In September 1999, Alexander Polikoff stepped down as Executive Director of BPI (Business and Professional People for the Public Interest), a Chicago-based public interest law and policy center, having held that position for 29 years. He continues to serve on the BPI legal staff, and retains responsibility for BPI’s ongoing Gautreaux public housing litigation as lead counsel for the plaintiff class.
Before coming to BPI in April 1970, Polikoff was a member of the Chicago law firm of Schiff Hardin & Waite. He received his bachelors and masters degrees from the University of Chicago (the latter in English language and literature), and a J.D. from the University of Chicago Law School, where he was editor-in-chief of the Law Review.
Polikoff has served as a director and General Counsel of the Illinois Division of the American Civil Liberties Union, and is a former national ACLU board member. For both BPI and ACLU he has carried on litigation in the housing, civil rights and environmental fields, including a successful argument before the United States Supreme Court in the Gautreaux litigation.

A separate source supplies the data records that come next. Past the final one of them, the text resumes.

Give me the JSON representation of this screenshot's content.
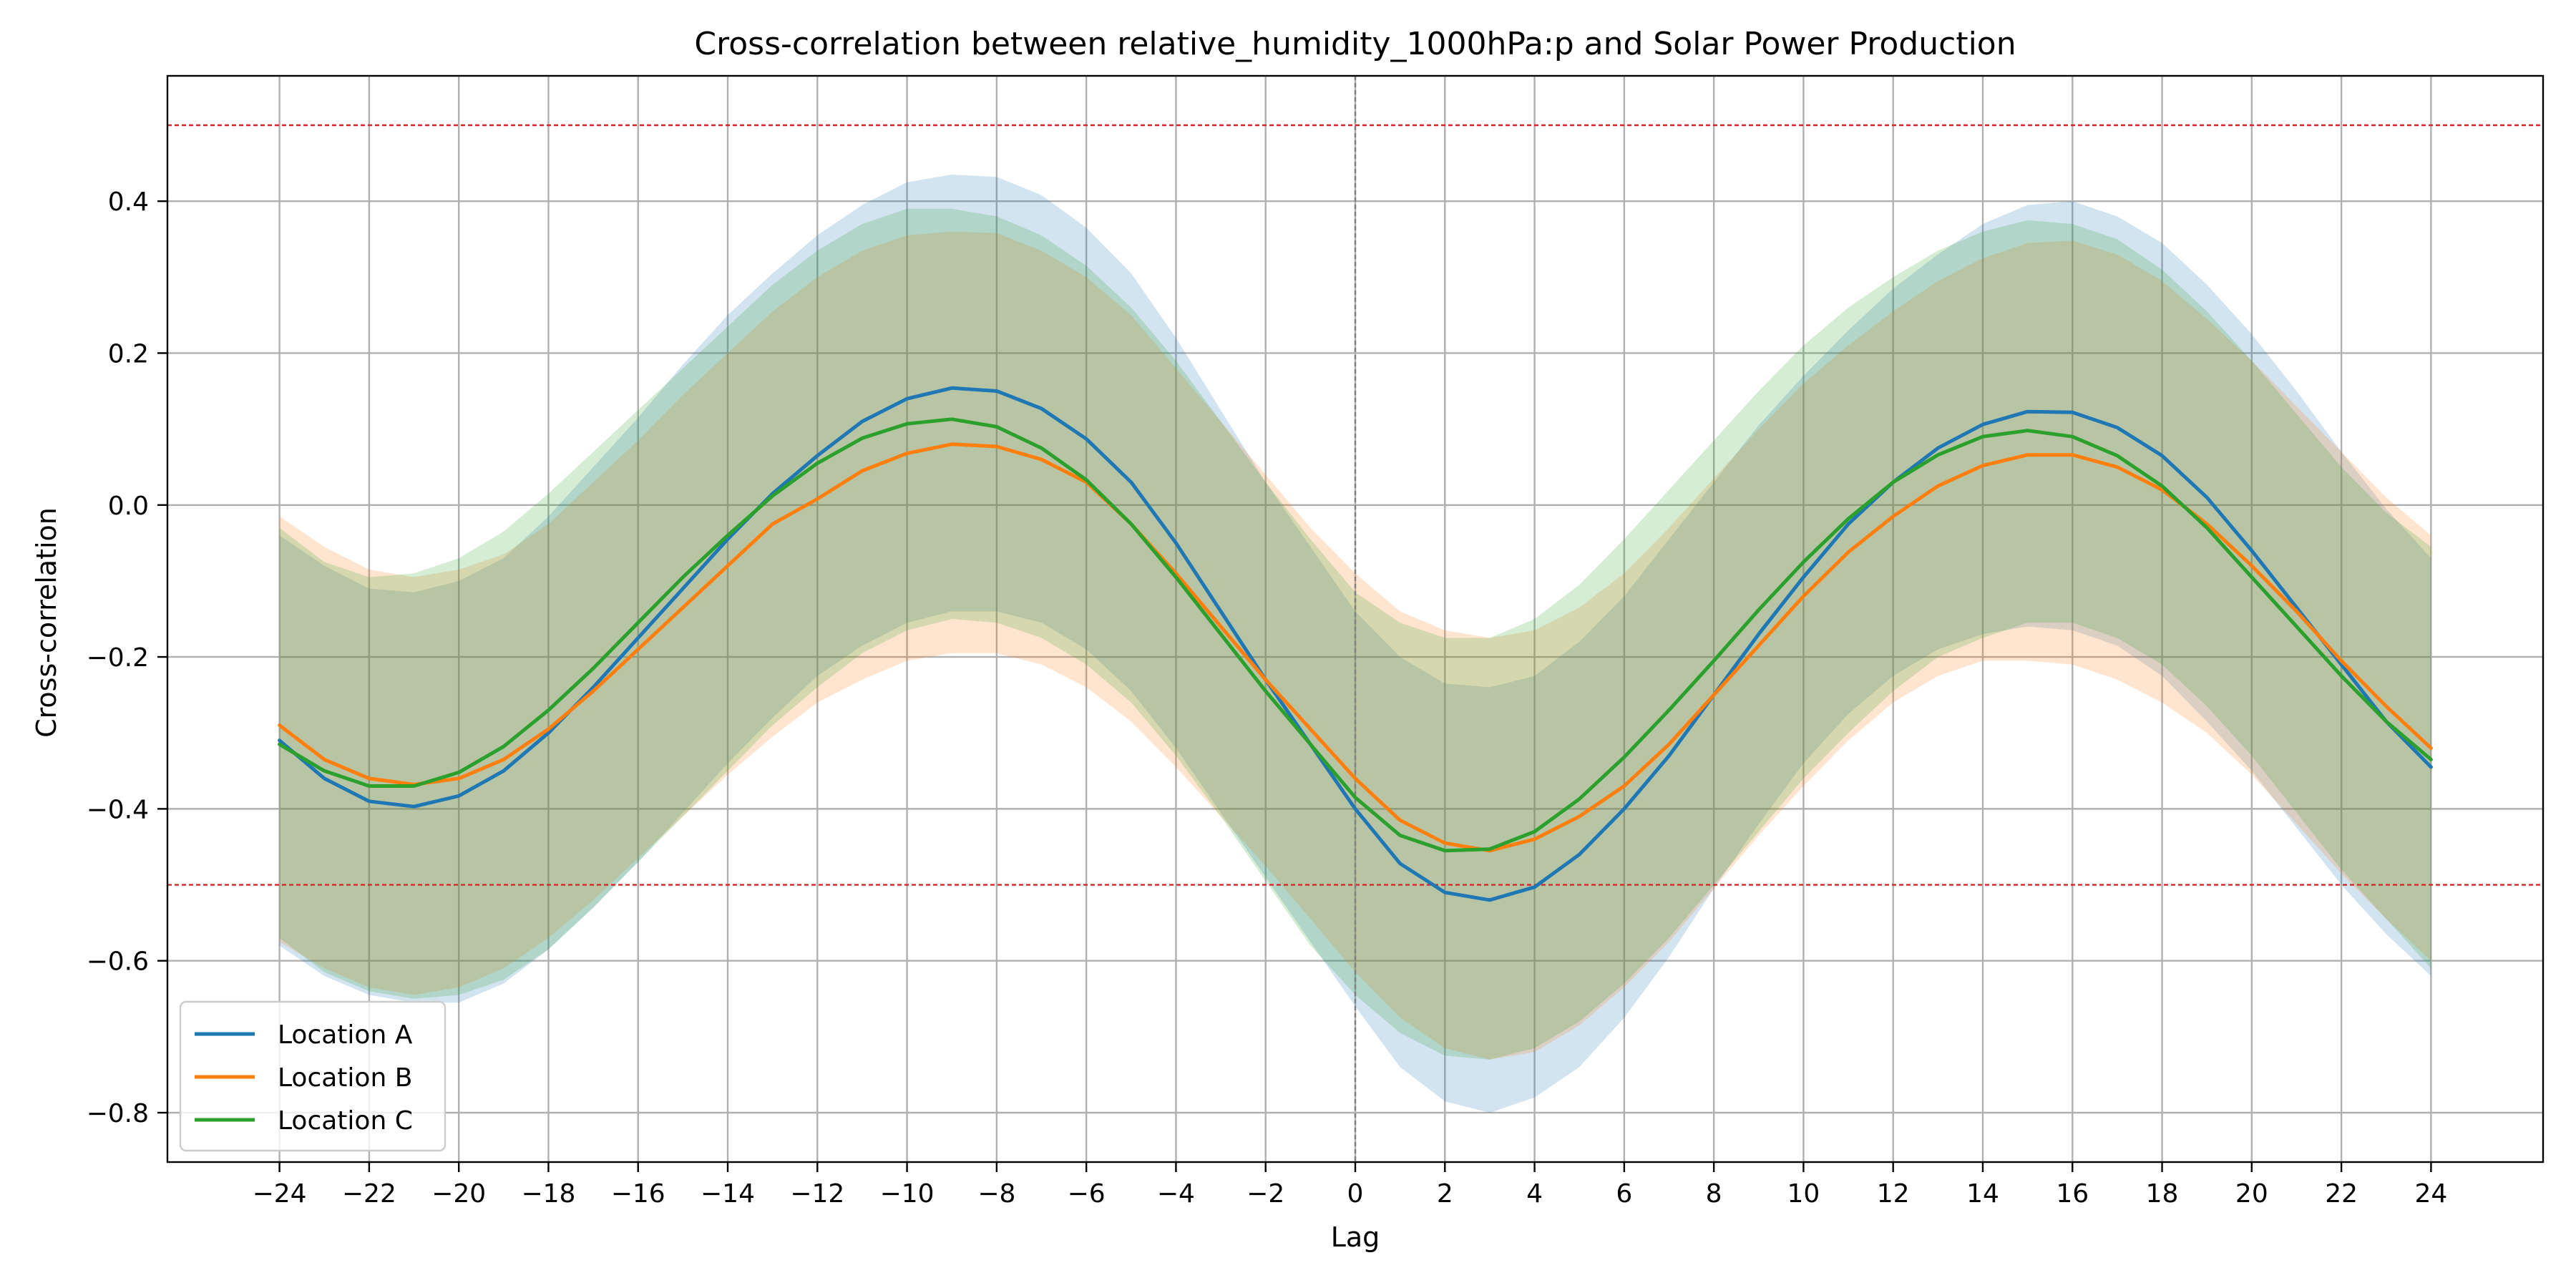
{
  "chart_data": {
    "type": "line",
    "title": "Cross-correlation between relative_humidity_1000hPa:p and Solar Power Production",
    "xlabel": "Lag",
    "ylabel": "Cross-correlation",
    "xlim": [
      -26.5,
      26.5
    ],
    "ylim": [
      -0.865,
      0.565
    ],
    "x_ticks": [
      -24,
      -22,
      -20,
      -18,
      -16,
      -14,
      -12,
      -10,
      -8,
      -6,
      -4,
      -2,
      0,
      2,
      4,
      6,
      8,
      10,
      12,
      14,
      16,
      18,
      20,
      22,
      24
    ],
    "x_tick_labels": [
      "−24",
      "−22",
      "−20",
      "−18",
      "−16",
      "−14",
      "−12",
      "−10",
      "−8",
      "−6",
      "−4",
      "−2",
      "0",
      "2",
      "4",
      "6",
      "8",
      "10",
      "12",
      "14",
      "16",
      "18",
      "20",
      "22",
      "24"
    ],
    "y_ticks": [
      -0.8,
      -0.6,
      -0.4,
      -0.2,
      0.0,
      0.2,
      0.4
    ],
    "y_tick_labels": [
      "−0.8",
      "−0.6",
      "−0.4",
      "−0.2",
      "0.0",
      "0.2",
      "0.4"
    ],
    "grid": true,
    "legend_position": "lower-left",
    "reference_lines": [
      {
        "y": 0.5,
        "color": "#d62728",
        "style": "dashed"
      },
      {
        "y": -0.5,
        "color": "#d62728",
        "style": "dashed"
      },
      {
        "x": 0,
        "color": "#808080",
        "style": "dashed"
      }
    ],
    "x": [
      -24,
      -23,
      -22,
      -21,
      -20,
      -19,
      -18,
      -17,
      -16,
      -15,
      -14,
      -13,
      -12,
      -11,
      -10,
      -9,
      -8,
      -7,
      -6,
      -5,
      -4,
      -3,
      -2,
      -1,
      0,
      1,
      2,
      3,
      4,
      5,
      6,
      7,
      8,
      9,
      10,
      11,
      12,
      13,
      14,
      15,
      16,
      17,
      18,
      19,
      20,
      21,
      22,
      23,
      24
    ],
    "series": [
      {
        "name": "Location A",
        "color": "#1f77b4",
        "band_alpha": 0.2,
        "values": [
          -0.31,
          -0.36,
          -0.39,
          -0.397,
          -0.383,
          -0.35,
          -0.3,
          -0.24,
          -0.175,
          -0.11,
          -0.045,
          0.015,
          0.065,
          0.11,
          0.14,
          0.154,
          0.15,
          0.127,
          0.087,
          0.03,
          -0.05,
          -0.14,
          -0.23,
          -0.315,
          -0.4,
          -0.472,
          -0.51,
          -0.52,
          -0.503,
          -0.46,
          -0.4,
          -0.33,
          -0.25,
          -0.17,
          -0.095,
          -0.025,
          0.03,
          0.075,
          0.106,
          0.123,
          0.122,
          0.102,
          0.065,
          0.01,
          -0.06,
          -0.135,
          -0.21,
          -0.285,
          -0.345
        ],
        "lower": [
          -0.58,
          -0.62,
          -0.645,
          -0.655,
          -0.655,
          -0.63,
          -0.585,
          -0.53,
          -0.47,
          -0.405,
          -0.34,
          -0.28,
          -0.225,
          -0.185,
          -0.155,
          -0.14,
          -0.14,
          -0.155,
          -0.19,
          -0.245,
          -0.32,
          -0.405,
          -0.49,
          -0.575,
          -0.66,
          -0.74,
          -0.785,
          -0.8,
          -0.78,
          -0.74,
          -0.675,
          -0.595,
          -0.505,
          -0.42,
          -0.34,
          -0.275,
          -0.225,
          -0.19,
          -0.17,
          -0.16,
          -0.165,
          -0.185,
          -0.225,
          -0.285,
          -0.35,
          -0.425,
          -0.5,
          -0.565,
          -0.62
        ],
        "upper": [
          -0.04,
          -0.08,
          -0.11,
          -0.115,
          -0.1,
          -0.07,
          -0.015,
          0.05,
          0.115,
          0.185,
          0.25,
          0.305,
          0.355,
          0.395,
          0.425,
          0.435,
          0.432,
          0.408,
          0.365,
          0.305,
          0.22,
          0.125,
          0.03,
          -0.055,
          -0.14,
          -0.2,
          -0.235,
          -0.24,
          -0.225,
          -0.18,
          -0.12,
          -0.045,
          0.03,
          0.105,
          0.17,
          0.23,
          0.285,
          0.33,
          0.37,
          0.395,
          0.4,
          0.38,
          0.345,
          0.29,
          0.225,
          0.15,
          0.07,
          -0.005,
          -0.07
        ]
      },
      {
        "name": "Location B",
        "color": "#ff7f0e",
        "band_alpha": 0.2,
        "values": [
          -0.29,
          -0.335,
          -0.36,
          -0.368,
          -0.36,
          -0.335,
          -0.295,
          -0.245,
          -0.19,
          -0.135,
          -0.08,
          -0.025,
          0.008,
          0.045,
          0.068,
          0.08,
          0.077,
          0.06,
          0.03,
          -0.025,
          -0.09,
          -0.16,
          -0.23,
          -0.295,
          -0.36,
          -0.415,
          -0.445,
          -0.455,
          -0.44,
          -0.41,
          -0.37,
          -0.315,
          -0.25,
          -0.185,
          -0.12,
          -0.062,
          -0.015,
          0.025,
          0.052,
          0.066,
          0.066,
          0.05,
          0.02,
          -0.025,
          -0.08,
          -0.14,
          -0.205,
          -0.265,
          -0.32
        ],
        "lower": [
          -0.575,
          -0.61,
          -0.635,
          -0.645,
          -0.635,
          -0.61,
          -0.57,
          -0.52,
          -0.465,
          -0.41,
          -0.355,
          -0.305,
          -0.26,
          -0.23,
          -0.205,
          -0.195,
          -0.195,
          -0.21,
          -0.24,
          -0.285,
          -0.345,
          -0.41,
          -0.475,
          -0.545,
          -0.615,
          -0.675,
          -0.715,
          -0.73,
          -0.72,
          -0.685,
          -0.635,
          -0.575,
          -0.505,
          -0.435,
          -0.37,
          -0.31,
          -0.26,
          -0.225,
          -0.205,
          -0.205,
          -0.21,
          -0.23,
          -0.26,
          -0.3,
          -0.355,
          -0.42,
          -0.485,
          -0.545,
          -0.6
        ],
        "upper": [
          -0.015,
          -0.055,
          -0.085,
          -0.095,
          -0.085,
          -0.065,
          -0.025,
          0.03,
          0.085,
          0.145,
          0.2,
          0.255,
          0.3,
          0.335,
          0.355,
          0.36,
          0.358,
          0.335,
          0.3,
          0.25,
          0.18,
          0.11,
          0.04,
          -0.03,
          -0.09,
          -0.14,
          -0.165,
          -0.175,
          -0.165,
          -0.135,
          -0.09,
          -0.03,
          0.035,
          0.1,
          0.16,
          0.21,
          0.255,
          0.295,
          0.325,
          0.345,
          0.348,
          0.33,
          0.295,
          0.245,
          0.19,
          0.13,
          0.07,
          0.01,
          -0.04
        ]
      },
      {
        "name": "Location C",
        "color": "#2ca02c",
        "band_alpha": 0.2,
        "values": [
          -0.315,
          -0.35,
          -0.37,
          -0.37,
          -0.352,
          -0.318,
          -0.27,
          -0.215,
          -0.155,
          -0.095,
          -0.04,
          0.012,
          0.055,
          0.088,
          0.107,
          0.113,
          0.103,
          0.075,
          0.033,
          -0.025,
          -0.095,
          -0.17,
          -0.245,
          -0.315,
          -0.385,
          -0.435,
          -0.455,
          -0.453,
          -0.43,
          -0.387,
          -0.332,
          -0.27,
          -0.205,
          -0.138,
          -0.075,
          -0.018,
          0.03,
          0.066,
          0.09,
          0.098,
          0.09,
          0.065,
          0.025,
          -0.03,
          -0.095,
          -0.16,
          -0.225,
          -0.285,
          -0.335
        ],
        "lower": [
          -0.57,
          -0.615,
          -0.64,
          -0.65,
          -0.645,
          -0.625,
          -0.585,
          -0.53,
          -0.47,
          -0.41,
          -0.35,
          -0.29,
          -0.24,
          -0.195,
          -0.165,
          -0.15,
          -0.155,
          -0.175,
          -0.21,
          -0.26,
          -0.33,
          -0.41,
          -0.495,
          -0.58,
          -0.645,
          -0.695,
          -0.725,
          -0.73,
          -0.715,
          -0.68,
          -0.63,
          -0.57,
          -0.5,
          -0.43,
          -0.36,
          -0.3,
          -0.245,
          -0.2,
          -0.175,
          -0.155,
          -0.155,
          -0.175,
          -0.21,
          -0.265,
          -0.33,
          -0.405,
          -0.48,
          -0.545,
          -0.61
        ],
        "upper": [
          -0.03,
          -0.075,
          -0.095,
          -0.09,
          -0.07,
          -0.035,
          0.015,
          0.07,
          0.125,
          0.18,
          0.235,
          0.29,
          0.335,
          0.37,
          0.39,
          0.39,
          0.38,
          0.355,
          0.315,
          0.26,
          0.19,
          0.11,
          0.03,
          -0.045,
          -0.115,
          -0.155,
          -0.175,
          -0.175,
          -0.15,
          -0.105,
          -0.045,
          0.02,
          0.085,
          0.15,
          0.21,
          0.26,
          0.3,
          0.335,
          0.36,
          0.375,
          0.37,
          0.35,
          0.31,
          0.255,
          0.19,
          0.12,
          0.05,
          -0.01,
          -0.055
        ]
      }
    ]
  }
}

Polikoff is the author of a number of articles on civil liberties and urban affairs and of Housing the Poor: The Case for Heroism (Ballinger, 1977). Waiting for Gautreaux: A Story of Segregation, Housing, and the Black Ghetto, is scheduled for January 2006 publication by Northwestern University Press.
Waiting for Gautreaux: A Story of Segregation, Housing, and the Black Ghetto, Northwestern University Press, 2006, $29.95, 0-8101-2344-4
On his thirty-ninth birthday in 1966, Alexander Polikoff, a volunteer ACLU attorney and partner in a Chicago law firm, met some friends to discuss a pro bono case. Over lunch, the four talked about the Chicago Housing Authority construction program. All the new public housing, it seemed, was going into black neighborhoods. If discrimination was prohibited in public schools, wasn’t it also prohibited in public housing?
And so began Gautreaux v. CHA and HUD, a case that from its rocky beginnings would roll on year after year, decade after decade, carrying Polikoff and his colleagues to the nation’s Supreme Court (to face then-solicitor general Robert Bork); establishing precedents for suits against the discriminatory policies of local housing authorities, often abetted by HUD; and setting the stage for a nationwide experiment aimed at ending the concentration–and racialization–of poverty through public housing. Sometimes Kafkaesque, sometimes simply inspiring, and never less than absorbing, the story of Gautreaux, told by its principal lawyer, moves with ease through local and national civil rights history, legal details, political matters, and the personal costs–and rewards–of a commitment to fairness, equality, and justice. Both the memoir of a dedicated lawyer, and the narrative of a tenacious pursuit of equality, this story–itself a critical, still-unfolding chapter in recent American history–urges us to take an essential step in ending the racial inequality that Alexis de Toqueville prophetically named America’s “most formidable evil.”